The C-Band Alliance (CBA) has announced that as much as 200 MHz of mid-band (C-band downlink) spectrum could be cleared, dependent upon demand, under the organization's updated proposal to the U.S. Federal Communications Commission (FCC) opening new spectrum to support 5G wireless deployment while protecting current users.
This updated commitment will be reflected in comment filings due October 29 under the FCC Notice of Proposed Rule Making (NPRM) proceeding. The proposal increases by 80 percent the amount of spectrum that could be made available for 5G terrestrial use as compared to the initial proposal made by Intelsat and SES.

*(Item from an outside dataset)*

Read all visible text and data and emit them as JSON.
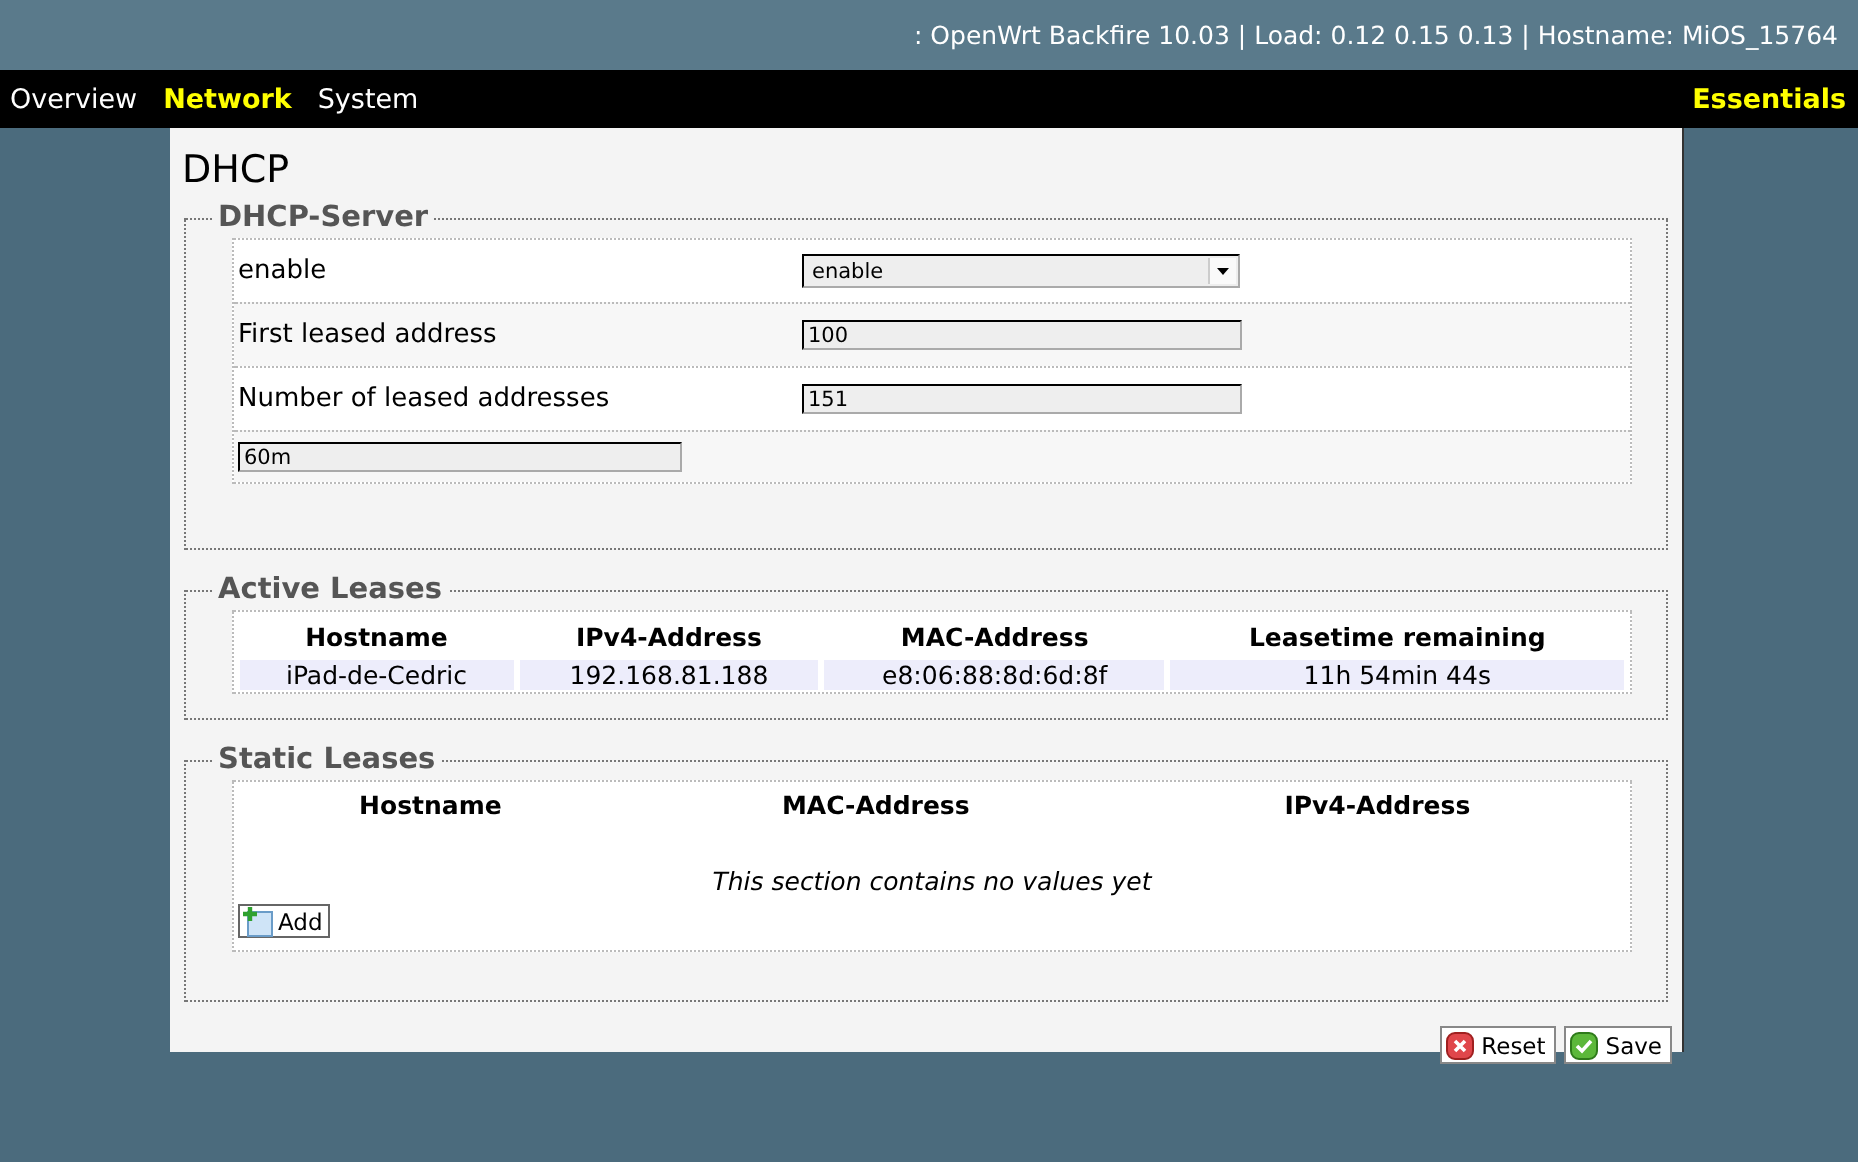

The CBA, the entity that will be able to facilitate safe and efficient clearing and repurposing of C-band downlink spectrum, was formed by Intelsat, SES, Eutelsat and Telesat, the leading continental U.S. satellite services operators. According to the Alliance, the group’s proposal is the only one that balances the needs to protect the C-band user community, which includes television and radio programming distribution to more than 100 million U.S. homes, as well as private commercial and government media and data networks with the strong public interest need for rapid 5G network deployment across the U.S.
This announcement allows the CBA and members to engage in detailed planning of the complicated task of moving customers to different frequency assignments, facilitated through new satellite capacity and innovative technical solutions, implementing new ground infrastructure and modifying the significant existing infrastructure deployed nationwide.
The repurposing of up to 200 MHz of C-band spectrum is contingent upon a number of factors which, at this stage, cannot be guaranteed and their outcome is uncertain, including the following: (i) a final FCC order that accepts the CBA’s market-based proposal; and (ii) a satisfactory market-based process with potential terrestrial 5G users of the repurposed spectrum.